While this study contains numerous strengths including oversampling children (and particularly girls) with conduct problems, and assessments of both general and specific COVID-19 guideline adherence, some limitations should be discussed. We relied on self-report for COVID-19 adherence. Future work including information drawn from wearable tracker devices, or for the presence of COVID-19 antibodies may supplement self-reported data. The current sample consisted entirely of individuals living in Quebec, Canada at the start of the pandemic, who were majority white and of French-Canadian origin. Adherence may be shaped by demographic and temporal factors not assessed here, and should be replicated in other populations at different periods during the pandemic. Finally, future work should address whether medical vulnerability of the individuals’ close contacts shapes adherence behaviors.

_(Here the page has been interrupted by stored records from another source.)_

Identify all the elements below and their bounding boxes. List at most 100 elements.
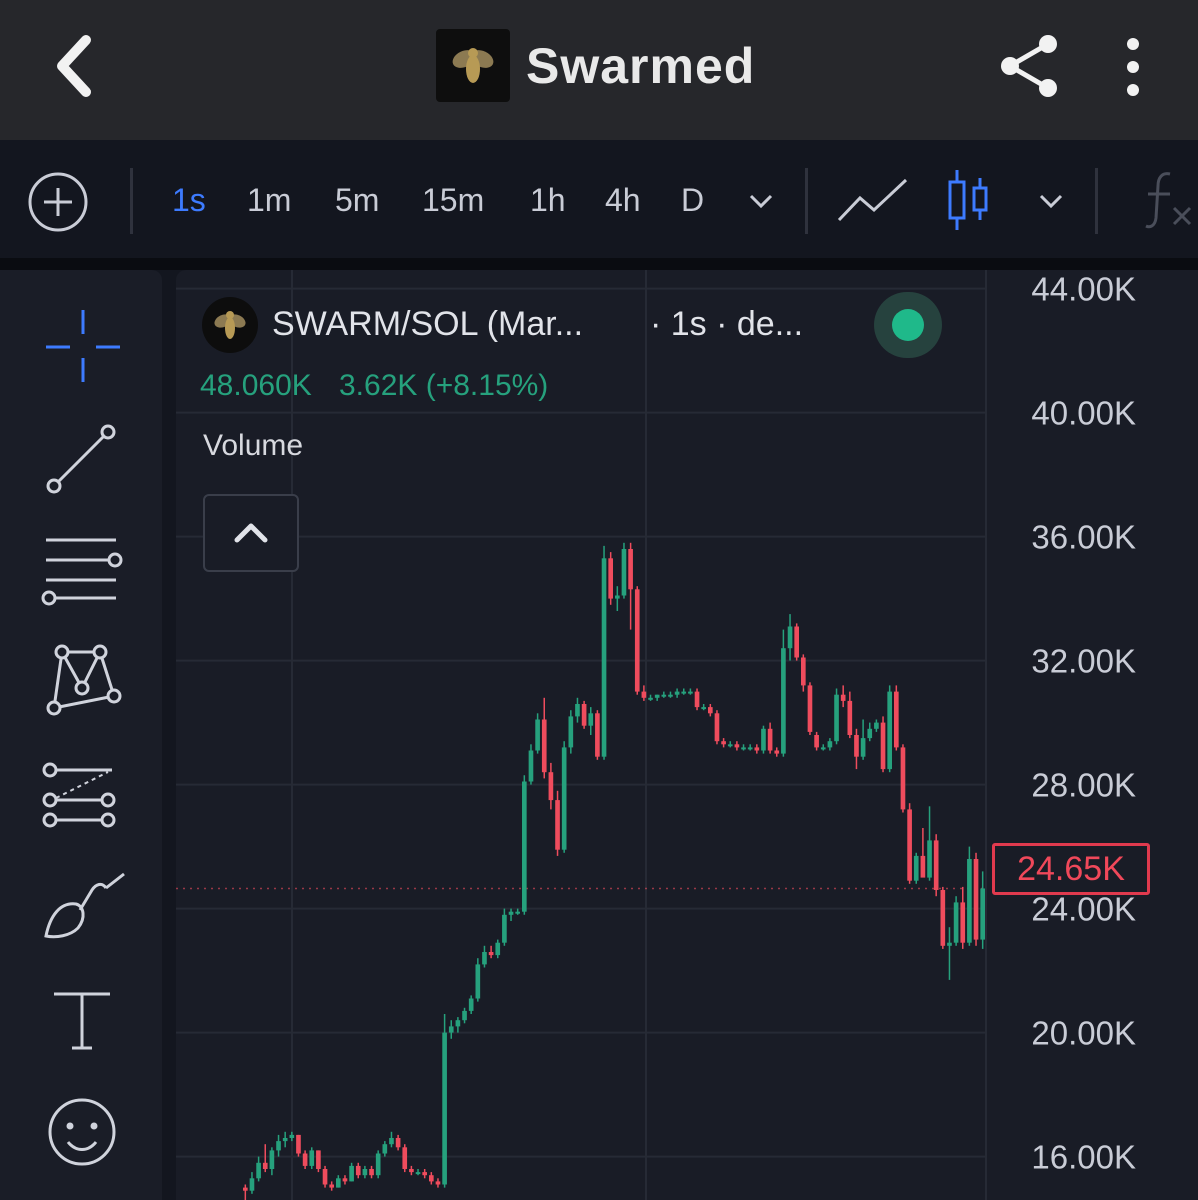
candle — [508, 908, 514, 921]
candle-body — [382, 1144, 388, 1154]
candle-body — [628, 549, 633, 590]
candle — [316, 1150, 321, 1173]
candle-body — [455, 1020, 461, 1027]
candle — [362, 1165, 368, 1179]
last-price: 48.060K — [200, 369, 312, 402]
candle — [528, 744, 534, 785]
candle — [322, 1165, 328, 1188]
candle — [342, 1175, 348, 1185]
candle-body — [329, 1184, 335, 1188]
candle — [581, 700, 587, 729]
candle-body — [528, 750, 534, 782]
collapse-legend-button[interactable] — [203, 494, 299, 572]
candle-body — [674, 691, 680, 695]
candle-body — [355, 1165, 361, 1176]
candle-body — [395, 1138, 401, 1148]
candle-body — [269, 1150, 275, 1169]
emoji-icon[interactable] — [36, 1084, 128, 1176]
candle — [349, 1162, 354, 1182]
candle — [867, 722, 873, 742]
candle-body — [754, 747, 760, 751]
interval-1m[interactable]: 1m — [247, 178, 291, 222]
candle-body — [967, 859, 972, 943]
candle — [880, 716, 886, 773]
candle-body — [262, 1162, 268, 1169]
candle-body — [860, 738, 866, 757]
candle — [887, 685, 893, 773]
candle-body — [820, 747, 826, 750]
symbol-name[interactable]: SWARM/SOL (Mar... — [272, 302, 583, 346]
candle — [269, 1147, 275, 1176]
candle — [714, 710, 720, 745]
candle-body — [601, 558, 607, 757]
add-indicator-icon[interactable] — [26, 170, 90, 234]
price-axis-tick: 24.00K — [1031, 891, 1136, 928]
volume-indicator-label[interactable]: Volume — [203, 426, 303, 466]
crosshair-icon[interactable] — [36, 300, 128, 392]
interval-1s[interactable]: 1s — [172, 178, 206, 222]
candle — [814, 731, 819, 751]
candle — [847, 691, 853, 739]
share-icon[interactable] — [996, 30, 1064, 102]
candle — [502, 908, 507, 946]
candle-body — [920, 855, 926, 878]
candle-body — [415, 1172, 421, 1175]
function-icon[interactable] — [1140, 168, 1198, 230]
fib-retracement-icon[interactable] — [36, 524, 128, 616]
interval-1h[interactable]: 1h — [530, 178, 566, 222]
candle-body — [389, 1138, 394, 1145]
back-arrow-icon[interactable] — [40, 28, 112, 104]
candle — [249, 1172, 255, 1194]
chevron-down-icon[interactable] — [1036, 188, 1066, 214]
candle — [282, 1131, 288, 1148]
brush-icon[interactable] — [36, 860, 128, 952]
candle-body — [495, 942, 501, 956]
interval-4h[interactable]: 4h — [605, 178, 641, 222]
candle — [648, 694, 653, 701]
candle-body — [854, 735, 859, 757]
candle-body — [575, 704, 580, 717]
candle-body — [535, 719, 540, 751]
text-tool-icon[interactable] — [36, 972, 128, 1064]
candle-body — [488, 952, 494, 956]
candle-body — [727, 744, 733, 747]
candle-body — [309, 1150, 315, 1166]
candle-body — [834, 694, 839, 742]
toolbar-divider — [805, 168, 808, 234]
candle — [541, 697, 547, 779]
candle-body — [694, 691, 700, 708]
candle — [807, 682, 813, 735]
more-vertical-icon[interactable] — [1116, 36, 1150, 98]
candle-body — [814, 735, 819, 748]
candle — [820, 744, 826, 751]
line-chart-icon[interactable] — [836, 174, 910, 226]
pattern-icon[interactable] — [36, 636, 128, 728]
candle — [468, 995, 474, 1014]
interval-15m[interactable]: 15m — [422, 178, 484, 222]
candle-body — [555, 800, 560, 850]
candle-body — [614, 595, 620, 599]
candle — [787, 614, 793, 661]
candle-body — [827, 741, 833, 748]
candlestick-chart-icon[interactable] — [944, 166, 992, 234]
candle — [933, 834, 939, 897]
candle — [488, 945, 494, 959]
projection-icon[interactable] — [36, 748, 128, 840]
candle — [375, 1150, 381, 1179]
candlestick-chart[interactable]: 44.00K 40.00K 36.00K 32.00K 28.00K 24.00K 20.0… — [176, 270, 1198, 1200]
price-change: 3.62K (+8.15%) — [339, 369, 549, 402]
chevron-down-icon[interactable] — [746, 188, 776, 214]
candle-body — [588, 713, 594, 726]
candle-body — [927, 840, 932, 878]
candle — [462, 1007, 467, 1024]
price-axis-tick: 44.00K — [1031, 271, 1136, 308]
trend-line-icon[interactable] — [36, 412, 128, 504]
candle-body — [654, 694, 660, 698]
interval-5m[interactable]: 5m — [335, 178, 379, 222]
interval-d[interactable]: D — [681, 178, 704, 222]
page-title: Swarmed — [526, 38, 756, 94]
candle — [900, 744, 906, 813]
candle-body — [893, 691, 899, 748]
candle-body — [794, 626, 800, 658]
candle-body — [800, 657, 806, 686]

Despite these limitations, the current study suggests several directions for intervention and prevention. First, these findings underscore the importance of callous unemotional traits regarding COVID-19 guideline adherence. Currently, the strategies for dissimulating COVID-19 guideline adherence are developed for the population at large, and frequently appeal to concerns regarding the wellbeing of vulnerable members of society. While these broad approaches are important, addressing COVID-19 and future pandemics may require prevention practices that appeal to individuals for whom these messages are less compelling. Youth high in callous unemotional traits are less motivated by positive affiliated emotions and punitive practices than other youth (Viding & McCrory, 2019). Programs like “Let’s get Smart” have been used to reduce callous unemotional traits by addressing the benefits of paying attention to and considering the perceptions, needs, and feelings of others (Frederickson et al., 2013). Regarding COVID-19 guideline adherence, these insights suggest intervention approaches that focus on the self-serving benefits of COVID-19 guideline adherence, rather than punishing transgressions or emphasizing benefits to others. Second, these findings reflect how problematic substance use may interfere with COVID-19 guideline adherence and suggests the importance of providing additional support in guideline adherence for young adults with histories of problematic substance use. Ultimately, these findings underscore how a developmental psychopathology-informed approach can help to address an ongoing public health crisis, while also improving our understanding of the longitudinal health consequences of childhood conduct problems.